NHS foundation trust in the East of England

East Suffolk and North Essex NHS Foundation Trust is an NHS foundation trust in the East of England. It runs Colchester Hospital in Colchester, Essex and Ipswich Hospital in Ipswich, Suffolk, as well as several smaller community hospitals in the surrounding area.

== History ==
The trust was formed on 1 July 2018 by the merger of Colchester Hospital University NHS Foundation Trust and The Ipswich Hospital NHS Trust.

The trust used Datix in 2022 to report inappropriate attendances at A&E to GP practices. These reports were said to increase stress on GPs and to be ‘a major source of strife locally which the Local Medical Committee has repeatedly sought to defuse’.

==Development==
In 2019 the trust announced plans to end open access to the Accident and Emergency department. The plan is that patients will arrive at a newly built urgent treatment centre at Colchester hospital run by the trust and the local GP confederation which will deal with minor injuries and illnesses. From there the trust expects less than half of the present numbers will need the A&E department.
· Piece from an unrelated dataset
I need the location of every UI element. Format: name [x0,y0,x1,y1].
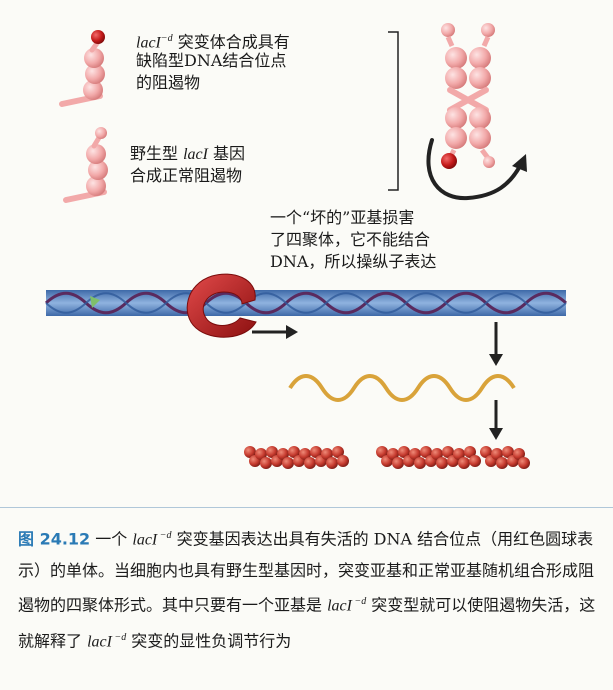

It launched an automated e-referrals process in 2019 which it said saved 27,000 hours of staff time in the first sixteen months of operation. It hopes to prevent 13,000 missed outpatient appointments.

==Hospitals==
The main hospitals are:
- Colchester Hospital
- Ipswich Hospital

Community hospitals and other services include:
- Aldeburgh Cottage Hospital
- Bluebird Lodge in Ravenswood
- Fryatt Memorial Hospital
- Halstead Hospital

===Halstead Hospital===
Halstead Hospital is an NHS hospital in Halstead, Essex and is part of the trust. The hospital was a gift from George Courtauld in 1884. Its facilities were closed during the COVID pandemic, but reopened in 2022.